The never-ending quest for fake sugar.
Just as diet soda’s multibillion-dollar industry stems from the unassuming Russian Jewish émigré Hyman Kirsch, so the history of artificial sweeteners is an immigrant story, one that begins in a Johns Hopkins University laboratory in 1879. Constantine Fahlberg, a “well-built, handsome, German-American,” according to an article Scientific American published years later, was working there examining the properties of coal tar. Quite by accident, he stumbled upon a chemical that would forever sweeten the course of history.
“One evening I was so interested in my laboratory,” Fahlberg told Scientific American, “that I forgot about supper until quite late, and then rushed off for a meal without stopping to wash my hands. I sat down, broke a piece of bread, and put it to my lips. It tasted unspeakably sweet. I did not ask why it was so, probably because I thought it was some cake or sweetmeat. I rinsed my mouth with water, and dried my mustache with my napkin, when, to my surprise, the napkin tasted sweeter than the bread. Then I was puzzled.”

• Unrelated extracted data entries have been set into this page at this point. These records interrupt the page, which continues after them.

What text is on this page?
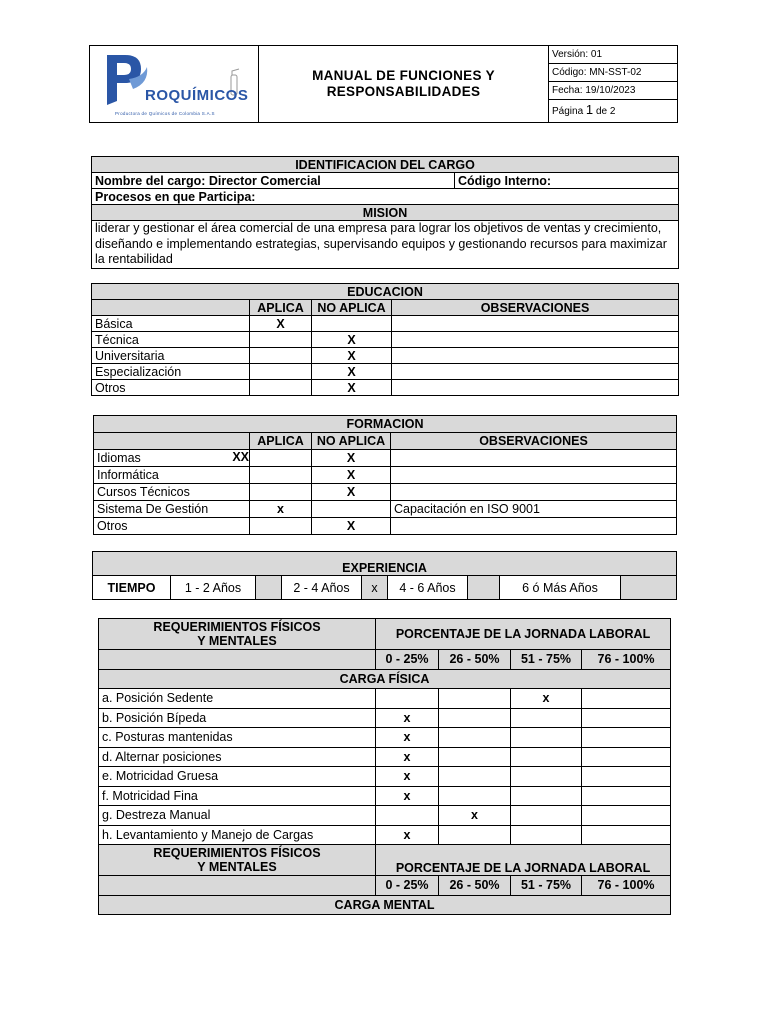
ROQUÍMICOS
Productora de Químicos de Colombia S.A.S
	MANUAL DE FUNCIONES Y
RESPONSABILIDADES	Versión: 01
Código: MN-SST-02
Fecha: 19/10/2023
Página 1 de 2
IDENTIFICACION DEL CARGO
Nombre del cargo: Director Comercial	Código Interno:
Procesos en que Participa:
MISION
liderar y gestionar el área comercial de una empresa para lograr los objetivos de ventas y crecimiento, diseñando e implementando estrategias, supervisando equipos y gestionando recursos para maximizar la rentabilidad
EDUCACION			
	APLICA	NO APLICA	OBSERVACIONES
Básica	X		
Técnica		X	
Universitaria		X	
Especialización		X	
Otros		X	
FORMACION			
	APLICA	NO APLICA	OBSERVACIONES
Idiomas XX		X	
Informática		X	
Cursos Técnicos		X	
Sistema De Gestión	x		Capacitación en ISO 9001
Otros		X	
EXPERIENCIA
TIEMPO	1 - 2 Años		2 - 4 Años	x	4 - 6 Años		6 ó Más Años	
REQUERIMIENTOS FÍSICOS
Y MENTALES	PORCENTAJE DE LA JORNADA LABORAL			
	0 - 25%	26 - 50%	51 - 75%	76 - 100%
CARGA FÍSICA				
a. Posición Sedente			x	
b. Posición Bípeda	x			
c. Posturas mantenidas	x			
d. Alternar posiciones	x			
e. Motricidad Gruesa	x			
f. Motricidad Fina	x			
g. Destreza Manual		x		
h. Levantamiento y Manejo de Cargas	x			
REQUERIMIENTOS FÍSICOS
Y MENTALES	PORCENTAJE DE LA JORNADA LABORAL			
	0 - 25%	26 - 50%	51 - 75%	76 - 100%
CARGA MENTAL				
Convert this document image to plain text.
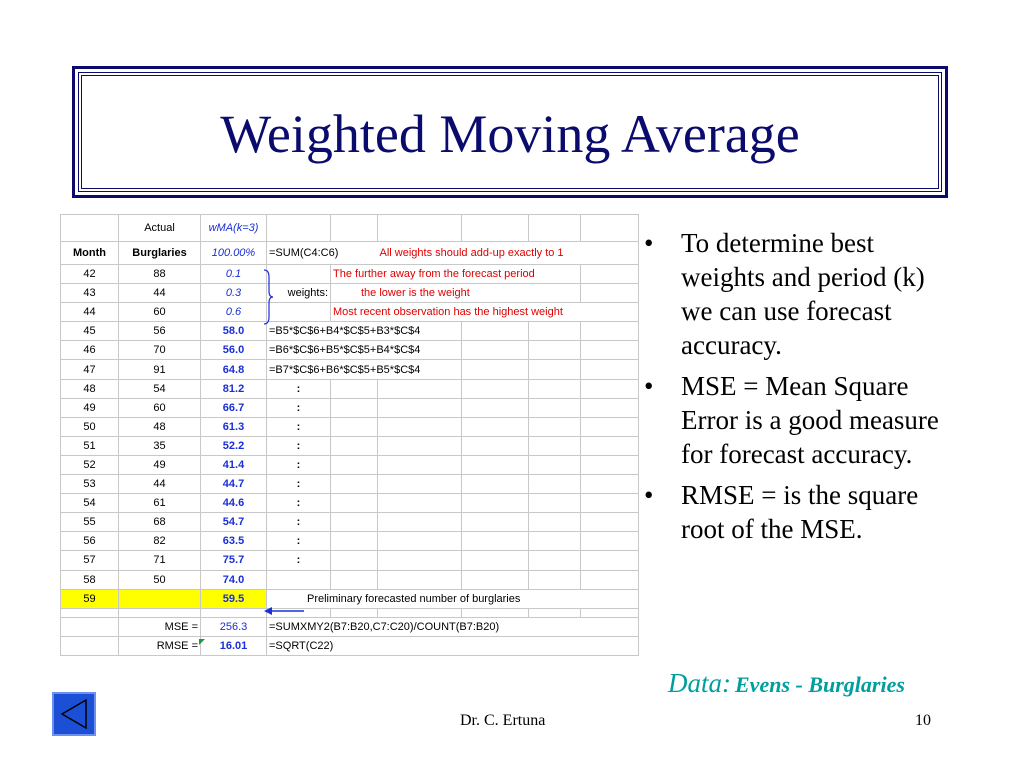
Weighted Moving Average
	Actual	wMA(k=3)						
Month	Burglaries	100.00%	=SUM(C4:C6)		All weights should add-up exactly to 1			
42	88	0.1		The further away from the forecast period				
43	44	0.3	weights:	the lower is the weight				
44	60	0.6		Most recent observation has the highest weight				
45	56	58.0	=B5*$C$6+B4*$C$5+B3*$C$4					
46	70	56.0	=B6*$C$6+B5*$C$5+B4*$C$4					
47	91	64.8	=B7*$C$6+B6*$C$5+B5*$C$4					
48	54	81.2	:					
49	60	66.7	:					
50	48	61.3	:					
51	35	52.2	:					
52	49	41.4	:					
53	44	44.7	:					
54	61	44.6	:					
55	68	54.7	:					
56	82	63.5	:					
57	71	75.7	:					
58	50	74.0						
59		59.5	Preliminary forecasted number of burglaries					

	MSE =	256.3	=SUMXMY2(B7:B20,C7:C20)/COUNT(B7:B20)					
	RMSE =	16.01	=SQRT(C22)					
• To determine best weights and period (k) we can use forecast accuracy.
• MSE = Mean Square Error is a good measure for forecast accuracy.
• RMSE = is the square root of the MSE.
Data: Evens - Burglaries
Dr. C. Ertuna	10
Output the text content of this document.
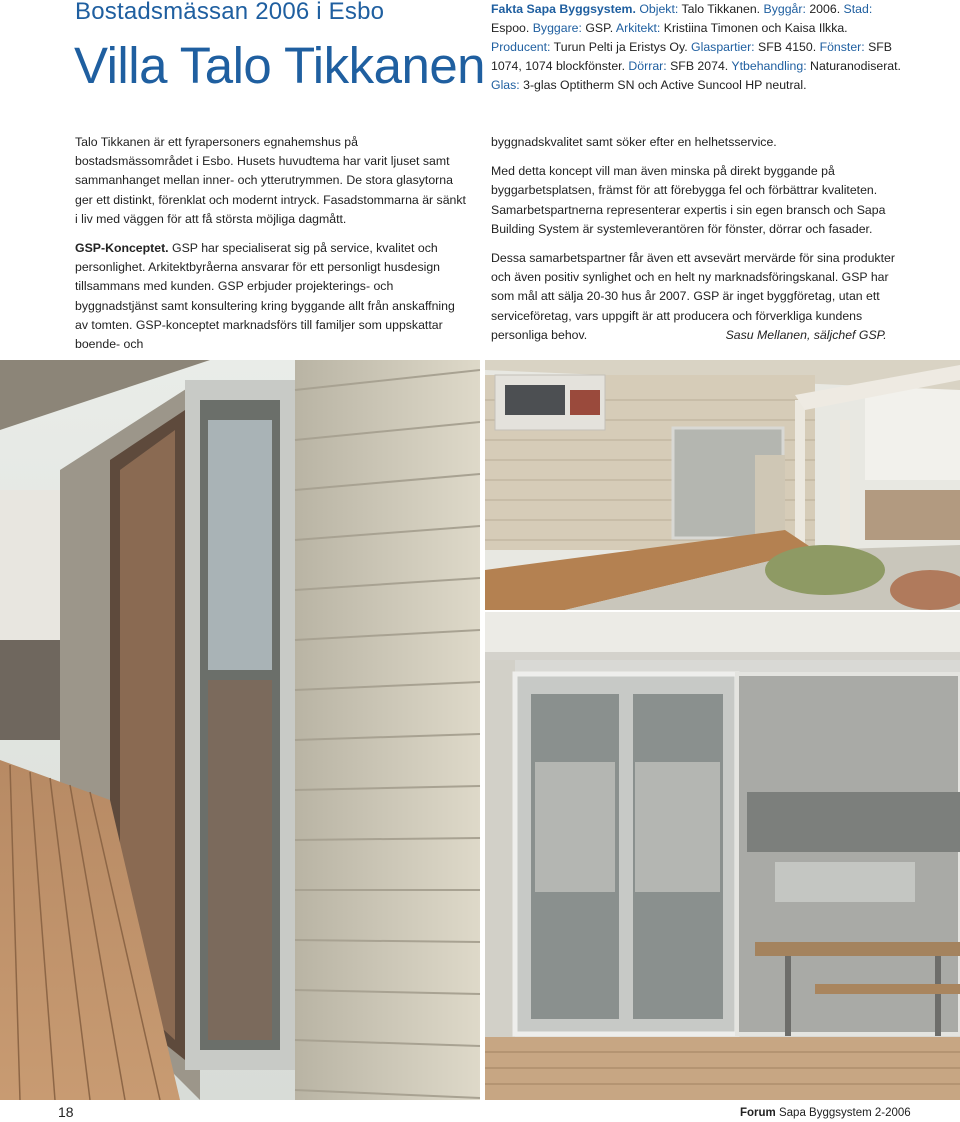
Bostadsmässan 2006 i Esbo
Villa Talo Tikkanen
Fakta Sapa Byggsystem. Objekt: Talo Tikkanen. Byggår: 2006. Stad: Espoo. Byggare: GSP. Arkitekt: Kristiina Timonen och Kaisa Ilkka. Producent: Turun Pelti ja Eristys Oy. Glaspartier: SFB 4150. Fönster: SFB 1074, 1074 blockfönster. Dörrar: SFB 2074. Ytbehandling: Naturanodiserat. Glas: 3-glas Optitherm SN och Active Suncool HP neutral.

Talo Tikkanen är ett fyrapersoners egnahemshus på bostadsmässområdet i Esbo. Husets huvudtema har varit ljuset samt sammanhanget mellan inner- och ytterutrymmen. De stora glasytorna ger ett distinkt, förenklat och modernt intryck. Fasadstommarna är sänkt i liv med väggen för att få största möjliga dagmått.

GSP-Konceptet. GSP har specialiserat sig på service, kvalitet och personlighet. Arkitektbyråerna ansvarar för ett personligt husdesign tillsammans med kunden. GSP erbjuder projekterings- och byggnadstjänst samt konsultering kring byggande allt från anskaffning av tomten. GSP-konceptet marknadsförs till familjer som uppskattar boende- och

byggnadskvalitet samt söker efter en helhetsservice.

Med detta koncept vill man även minska på direkt byggande på byggarbetsplatsen, främst för att förebygga fel och förbättrar kvaliteten. Samarbetspartnerna representerar expertis i sin egen bransch och Sapa Building System är systemleverantören för fönster, dörrar och fasader.

Dessa samarbetspartner får även ett avsevärt mervärde för sina produkter och även positiv synlighet och en helt ny marknadsföringskanal. GSP har som mål att sälja 20-30 hus år 2007. GSP är inget byggföretag, utan ett serviceföretag, vars uppgift är att producera och förverkliga kundens personliga behov.	Sasu Mellanen, säljchef GSP.

18	Forum Sapa Byggsystem 2-2006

Fahlberg quickly realized what he had stumbled upon, a byproduct of coal tar that, strangely enough, “out-sugared sugar.” After running back to the lab, he proceeded to violate several principles of scientific safety, tasting each and every chemical in order to figure out which one had accidentally found its way into his food. Stumbling upon saccharin, Fahlberg began secretly to study the compound and in time went back to Germany to set up his own manufacturing company. Soon he was selling his product worldwide.
Diet soda was certainly the furthest thing from Fahlberg’s mind; medicine was where saccharin would prove most useful, he thought, and suggested that the chemical be used in “fine wafer and other foods for invalids,” hoping it would prove “invaluable in disguising and destroying all the bitter and sour tastes in medicine without changing the character or action of the drugs.”
Fahlberg wasn’t concerned with side effects. Saccharin “has no injurious effect on the human system,” he said; “what effect has been noticed is rather beneficial than otherwise.” And soon he was looking beyond medical applications: “In the future, the new sugar will be used by druggists, physicians, bakers, confectioners, candy makers, preserve and pickle makers, liquor distillers, wine makers, and dealers in bottlers’ supplies.”
However, saccharin was always viewed a bit suspiciously; from the earliest days of its marketing and even during the First World War’s intense sugar rationing, some Americans saw the substance as a poor substitute for energy-rich sugar and perhaps even as something hazardous.
In 1937 Michael Sveda, the son of Czech immigrants and an amateur violinist and woodworker, stepped out for a cigarette after a long day of working toward his chemistry Ph.D. at the University of Illinois. Like Constantine Fahlberg before him, Sveda realized that what he was putting in his mouth was unusually sweet. He walked back in the lab for another groundbreaking chemical taste test. He had stumbled upon cyclamate.
Cyclamates were everything that saccharin was not: They lacked the metallic aftertaste that plagued saccharin, and there were no initial concerns about safety. Hyman Kirsch used them to sweeten No-Cal, Royal Crown to sweeten Diet Rite Cola. For close to two decades cyclamates went into everything from toothpaste to canned fruit.
Then came 1969 and the alarm about cyclamates causing cancer in rats. In the years that followed, aspartame would have its day, though that chemical, too, has been plagued by reports linking it with cancer.
While most technologies have changed dramatically in the last hundred years, artificial sweeteners aren’t much more advanced than they were in Constantine Fahlberg’s time, and the regular association of them with cancer may help explain why the diet-soda industry changes formulas every 20 years or so. Splenda, the brand name for sucralose, is the latest in the line of new artificial sweeteners. Like its predecessors, it was born when a researcher happened to taste a chemical he had merely been asked to “test.”